On whether the current political climate influenced his renewed interest in these characters
"It's tempting to say so. I mean ... on one level, you have a conservative government again, which is cutting a lot of services, and, you know, unemployment's rising — very much the same landscape to the Thatcher era. But you're seeing some more of the same things that happened in that era: ... You had the riots last summer in London, which very much evoked the '80s."
On why Mark Renton, one of the characters from the novel, gets into drugs
When there's no employment and education and opportunities, it's almost like drugs win by default. There is, literally, nothing else.
"He's naturally a very curious person. But ... one of the main reasons I think is [the] symbiotic relationship with some of the other characters in the book, particularly Sick Boy's character. I don't think Renton or Sick Boy would have been junkies if they hadn't met each other. It's a kind of folly-of-youth thing that they have. They get introduced to sort of a small heroin subculture, and that becomes part of their life. And then what happens is this small subculture becomes a mass culture as the city becomes flooded with heroin, and everyone suddenly becomes into it, because it feeds off the kind of despair of mass unemployment and lack of social mobility in general. It's a kind of no-brainer, because when there's no employment and education and opportunities, it's almost like drugs win by default. There is, literally, nothing else."
On the link between socioeconomics and the drive to succeed, as reflected by his novel's job-shunning characters
"That's another kind of element of the waste in poorer communities — the way that people's expectations are so proscribed. There are so many people who could do great things, but all that energy is kind of pushed into the only thing they know ... scamming and hustling. And if that energy was transferred into other entrepreneurial activity, it would just be a powerhouse for the economy.
On why he chose to set his novels in Edinburgh, Scotland
"I think as a writer, you want to write about where you come from, and the first instance is write about what you know. I didn't see it as a kind of big sort of social/political mission that I had to kind of validate my own community or my own kind of sort of culture. [But] when you start to use vernacular language you do get into this thing where ... it somehow becomes politicized in the whole sort of Western English-speaking paradigm.
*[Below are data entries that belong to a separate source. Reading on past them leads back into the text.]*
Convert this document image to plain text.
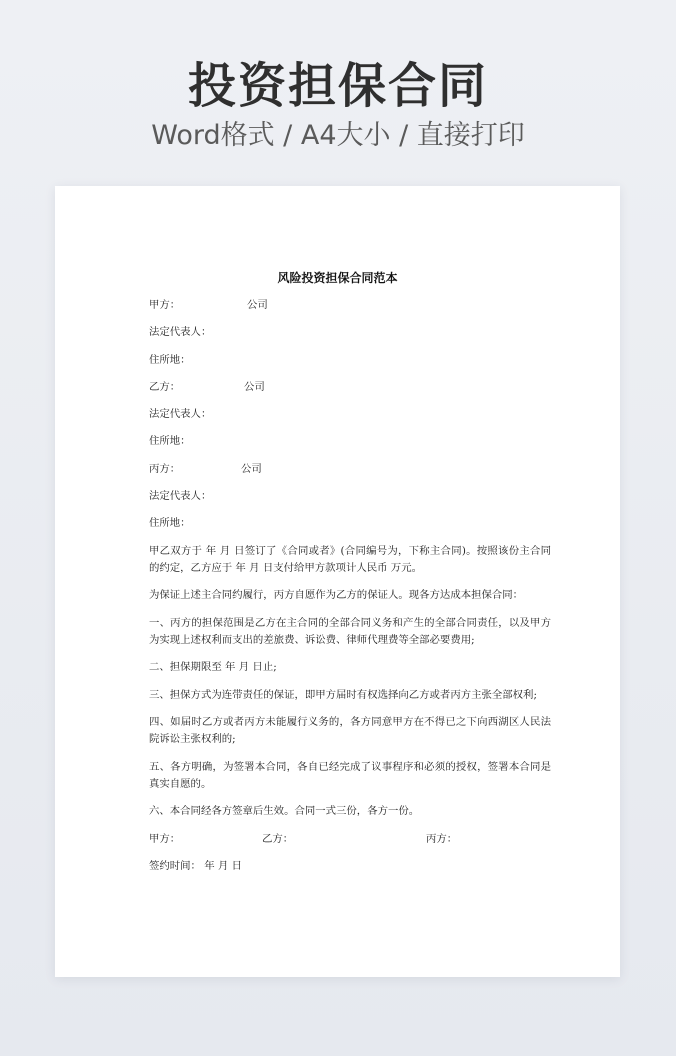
投资担保合同
Word格式 / A4大小 / 直接打印
风险投资担保合同范本
甲方：	公司
法定代表人：
住所地：
乙方：	公司
法定代表人：
住所地：
丙方：	公司
法定代表人：
住所地：

甲乙双方于 年 月 日签订了《合同或者》(合同编号为，下称主合同)。按照该份主合同的约定，乙方应于 年 月 日支付给甲方款项计人民币 万元。

为保证上述主合同约履行，丙方自愿作为乙方的保证人。现各方达成本担保合同：

一、丙方的担保范围是乙方在主合同的全部合同义务和产生的全部合同责任，以及甲方为实现上述权利而支出的差旅费、诉讼费、律师代理费等全部必要费用;

二、担保期限至 年 月 日止;

三、担保方式为连带责任的保证，即甲方届时有权选择向乙方或者丙方主张全部权利;

四、如届时乙方或者丙方未能履行义务的，各方同意甲方在不得已之下向西湖区人民法院诉讼主张权利的;

五、各方明确，为签署本合同，各自已经完成了议事程序和必须的授权，签署本合同是真实自愿的。

六、本合同经各方签章后生效。合同一式三份，各方一份。

甲方：	乙方：	丙方：
签约时间： 年 月 日
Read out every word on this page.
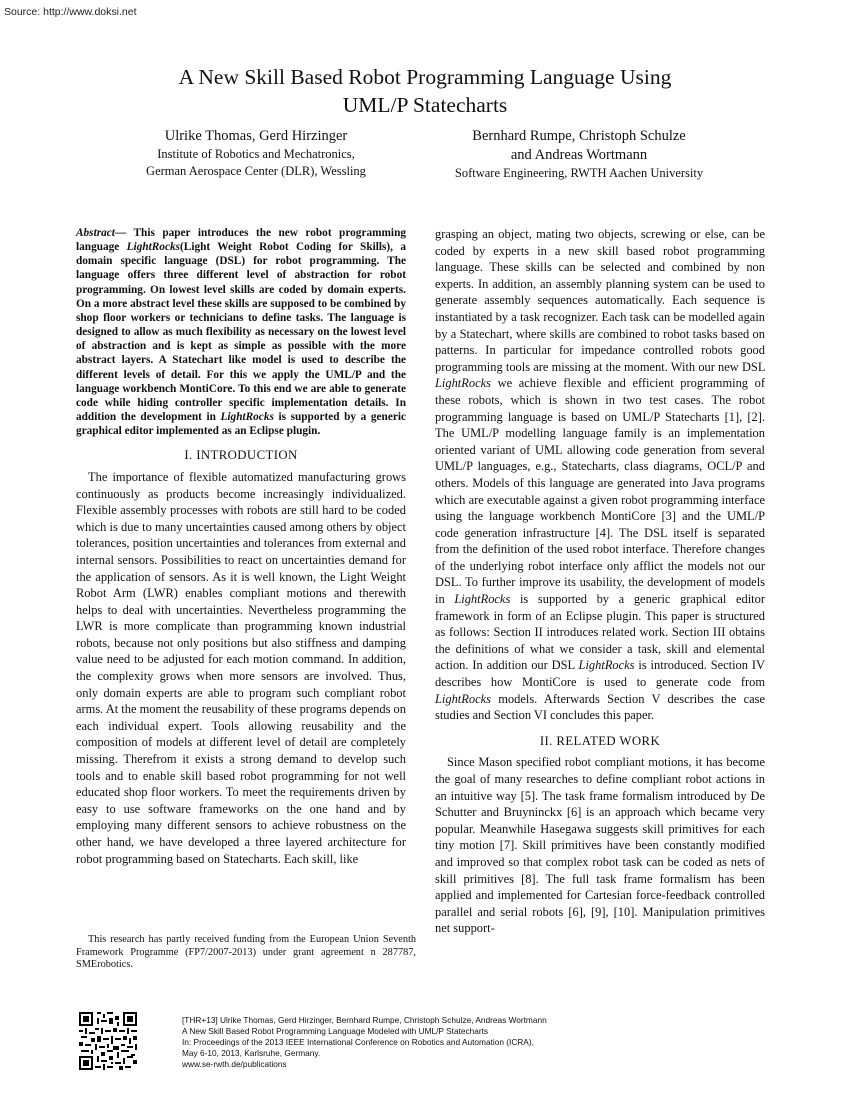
Source: http://www.doksi.net
A New Skill Based Robot Programming Language Using
UML/P Statecharts
Ulrike Thomas, Gerd Hirzinger
Institute of Robotics and Mechatronics,
German Aerospace Center (DLR), Wessling
Bernhard Rumpe, Christoph Schulze
and Andreas Wortmann
Software Engineering, RWTH Aachen University

Abstract— This paper introduces the new robot programming language LightRocks(Light Weight Robot Coding for Skills), a domain specific language (DSL) for robot programming. The language offers three different level of abstraction for robot programming. On lowest level skills are coded by domain experts. On a more abstract level these skills are supposed to be combined by shop floor workers or technicians to define tasks. The language is designed to allow as much flexibility as necessary on the lowest level of abstraction and is kept as simple as possible with the more abstract layers. A Statechart like model is used to describe the different levels of detail. For this we apply the UML/P and the language workbench MontiCore. To this end we are able to generate code while hiding controller specific implementation details. In addition the development in LightRocks is supported by a generic graphical editor implemented as an Eclipse plugin.

I. INTRODUCTION

The importance of flexible automatized manufacturing grows continuously as products become increasingly individualized. Flexible assembly processes with robots are still hard to be coded which is due to many uncertainties caused among others by object tolerances, position uncertainties and tolerances from external and internal sensors. Possibilities to react on uncertainties demand for the application of sensors. As it is well known, the Light Weight Robot Arm (LWR) enables compliant motions and therewith helps to deal with uncertainties. Nevertheless programming the LWR is more complicate than programming known industrial robots, because not only positions but also stiffness and damping value need to be adjusted for each motion command. In addition, the complexity grows when more sensors are involved. Thus, only domain experts are able to program such compliant robot arms. At the moment the reusability of these programs depends on each individual expert. Tools allowing reusability and the composition of models at different level of detail are completely missing. Therefrom it exists a strong demand to develop such tools and to enable skill based robot programming for not well educated shop floor workers. To meet the requirements driven by easy to use software frameworks on the one hand and by employing many different sensors to achieve robustness on the other hand, we have developed a three layered architecture for robot programming based on Statecharts. Each skill, like

grasping an object, mating two objects, screwing or else, can be coded by experts in a new skill based robot programming language. These skills can be selected and combined by non experts. In addition, an assembly planning system can be used to generate assembly sequences automatically. Each sequence is instantiated by a task recognizer. Each task can be modelled again by a Statechart, where skills are combined to robot tasks based on patterns. In particular for impedance controlled robots good programming tools are missing at the moment. With our new DSL LightRocks we achieve flexible and efficient programming of these robots, which is shown in two test cases. The robot programming language is based on UML/P Statecharts [1], [2]. The UML/P modelling language family is an implementation oriented variant of UML allowing code generation from several UML/P languages, e.g., Statecharts, class diagrams, OCL/P and others. Models of this language are generated into Java programs which are executable against a given robot programming interface using the language workbench MontiCore [3] and the UML/P code generation infrastructure [4]. The DSL itself is separated from the definition of the used robot interface. Therefore changes of the underlying robot interface only afflict the models not our DSL. To further improve its usability, the development of models in LightRocks is supported by a generic graphical editor framework in form of an Eclipse plugin. This paper is structured as follows: Section II introduces related work. Section III obtains the definitions of what we consider a task, skill and elemental action. In addition our DSL LightRocks is introduced. Section IV describes how MontiCore is used to generate code from LightRocks models. Afterwards Section V describes the case studies and Section VI concludes this paper.

II. RELATED WORK

Since Mason specified robot compliant motions, it has become the goal of many researches to define compliant robot actions in an intuitive way [5]. The task frame formalism introduced by De Schutter and Bruyninckx [6] is an approach which became very popular. Meanwhile Hasegawa suggests skill primitives for each tiny motion [7]. Skill primitives have been constantly modified and improved so that complex robot task can be coded as nets of skill primitives [8]. The full task frame formalism has been applied and implemented for Cartesian force-feedback controlled parallel and serial robots [6], [9], [10]. Manipulation primitives net support-

This research has partly received funding from the European Union Seventh Framework Programme (FP7/2007-2013) under grant agreement n 287787, SMErobotics.
[THR+13] Ulrike Thomas, Gerd Hirzinger, Bernhard Rumpe, Christoph Schulze, Andreas Wortmann
A New Skill Based Robot Programming Language Modeled with UML/P Statecharts
In: Proceedings of the 2013 IEEE International Conference on Robotics and Automation (ICRA),
May 6-10, 2013, Karlsruhe, Germany.
www.se-rwth.de/publications
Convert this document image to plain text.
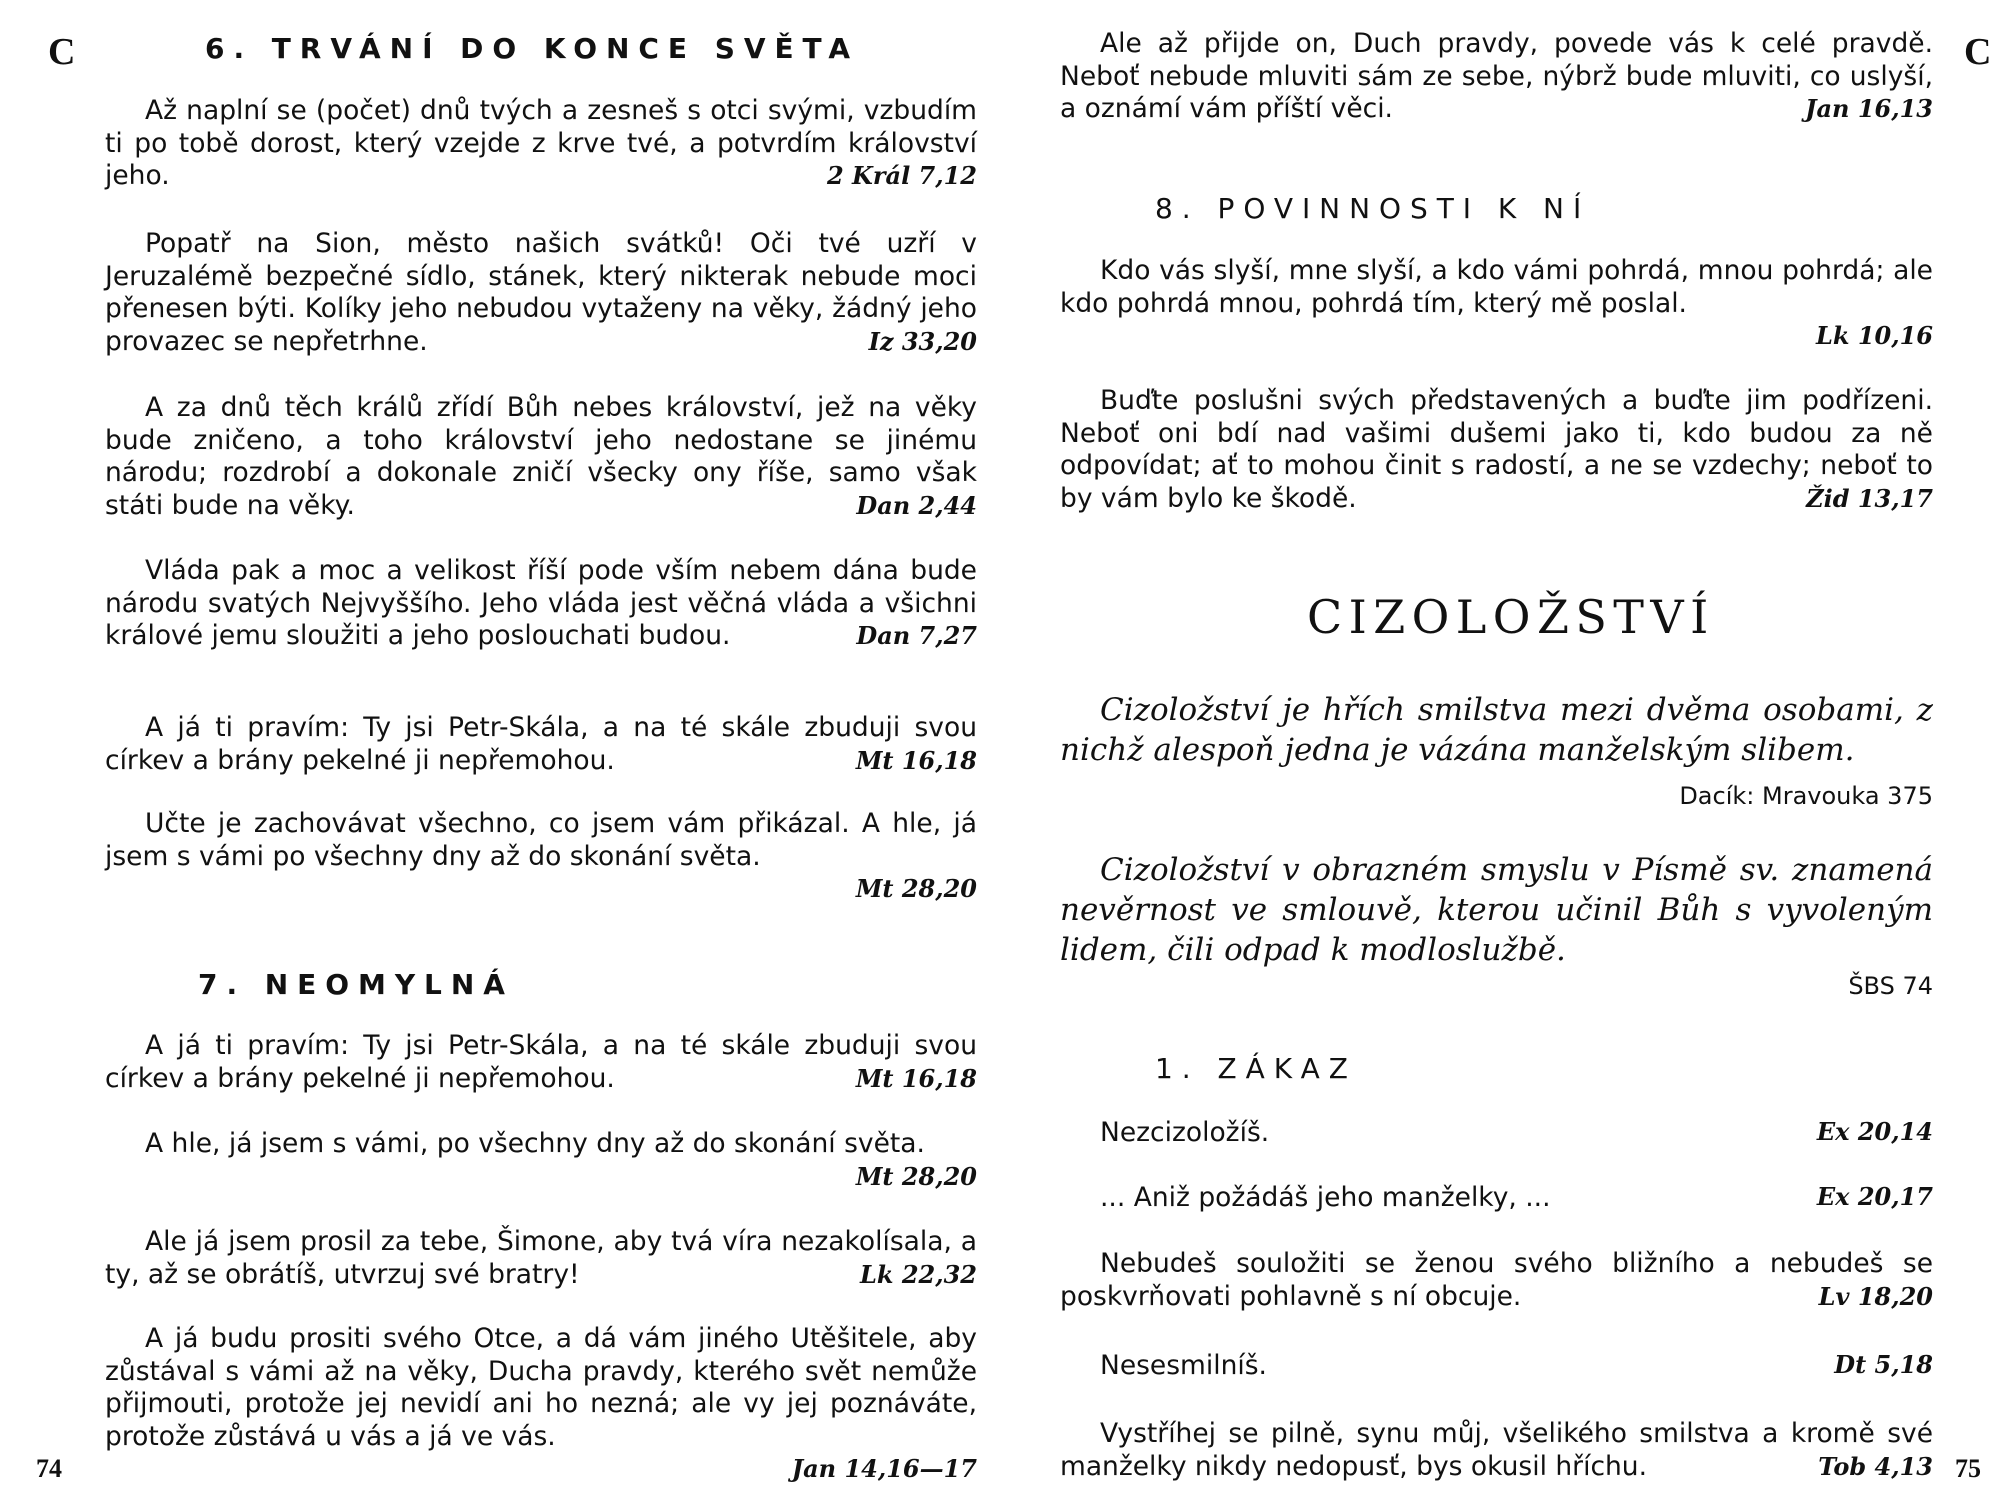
C	6. TRVÁNÍ DO KONCE SVĚTA
Až naplní se (počet) dnů tvých a zesneš s otci svými, vzbudím ti po tobě dorost, který vzejde z krve tvé, a potvrdím království jeho.	2 Král 7,12
Popatř na Sion, město našich svátků! Oči tvé uzří v Jeruzalémě bezpečné sídlo, stánek, který nikterak nebude moci přenesen býti. Kolíky jeho nebudou vytaženy na věky, žádný jeho provazec se nepřetrhne.	Iz 33,20
A za dnů těch králů zřídí Bůh nebes království, jež na věky bude zničeno, a toho království jeho nedostane se jinému národu; rozdrobí a dokonale zničí všecky ony říše, samo však státi bude na věky.	Dan 2,44
Vláda pak a moc a velikost říší pode vším nebem dána bude národu svatých Nejvyššího. Jeho vláda jest věčná vláda a všichni králové jemu sloužiti a jeho poslouchati budou.	Dan 7,27
A já ti pravím: Ty jsi Petr-Skála, a na té skále zbuduji svou církev a brány pekelné ji nepřemohou.	Mt 16,18
Učte je zachovávat všechno, co jsem vám přikázal. A hle, já jsem s vámi po všechny dny až do skonání světa.
Mt 28,20
7. NEOMYLNÁ
A já ti pravím: Ty jsi Petr-Skála, a na té skále zbuduji svou církev a brány pekelné ji nepřemohou.	Mt 16,18
A hle, já jsem s vámi, po všechny dny až do skonání světa.
Mt 28,20
Ale já jsem prosil za tebe, Šimone, aby tvá víra nezakolísala, a ty, až se obrátíš, utvrzuj své bratry!	Lk 22,32
A já budu prositi svého Otce, a dá vám jiného Utěšitele, aby zůstával s vámi až na věky, Ducha pravdy, kterého svět nemůže přijmouti, protože jej nevidí ani ho nezná; ale vy jej poznáváte, protože zůstává u vás a já ve vás.
Jan 14,16—17
74
C
Ale až přijde on, Duch pravdy, povede vás k celé pravdě. Neboť nebude mluviti sám ze sebe, nýbrž bude mluviti, co uslyší, a oznámí vám příští věci.	Jan 16,13
8. POVINNOSTI K NÍ
Kdo vás slyší, mne slyší, a kdo vámi pohrdá, mnou pohrdá; ale kdo pohrdá mnou, pohrdá tím, který mě poslal.
Lk 10,16
Buďte poslušni svých představených a buďte jim podřízeni. Neboť oni bdí nad vašimi dušemi jako ti, kdo budou za ně odpovídat; ať to mohou činit s radostí, a ne se vzdechy; neboť to by vám bylo ke škodě.	Žid 13,17
CIZOLOŽSTVÍ
Cizoložství je hřích smilstva mezi dvěma osobami, z nichž alespoň jedna je vázána manželským slibem.
Dacík: Mravouka 375
Cizoložství v obrazném smyslu v Písmě sv. znamená nevěrnost ve smlouvě, kterou učinil Bůh s vyvoleným lidem, čili odpad k modloslužbě.
ŠBS 74
1. ZÁKAZ
Nezcizoložíš.	Ex 20,14
... Aniž požádáš jeho manželky, ...	Ex 20,17
Nebudeš souložiti se ženou svého bližního a nebudeš se poskvrňovati pohlavně s ní obcuje.	Lv 18,20
Nesesmilníš.	Dt 5,18
Vystříhej se pilně, synu můj, všelikého smilstva a kromě své manželky nikdy nedopusť, bys okusil hříchu.	Tob 4,13 75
It's like, in our culture, in the U.K. and America, there is very much a kind of argument against difference — it's like a kind of upper-class, kind of metropolitan sensibility."
On how he was able to leave behind a life of heroin and addiction
"For me ... I wouldn't say it was a very easy thing to do, but it was something that I just felt had run its course, and it wasn't kind of offering me anything or showing me anything. It was just an inconvenience. And there was ... nothing kind of driving it. It's not so much how you get off; I think it's how you stay on is an important thing. I think there has to be kind of driving, compelling reasons to actually stay on drugs. And I think again, that comes down to sort of class and opportunity and poverty. ... Anybody can get addicted to heroin, but if you don't have any opportunities or anything going for you, it's much harder to get off it."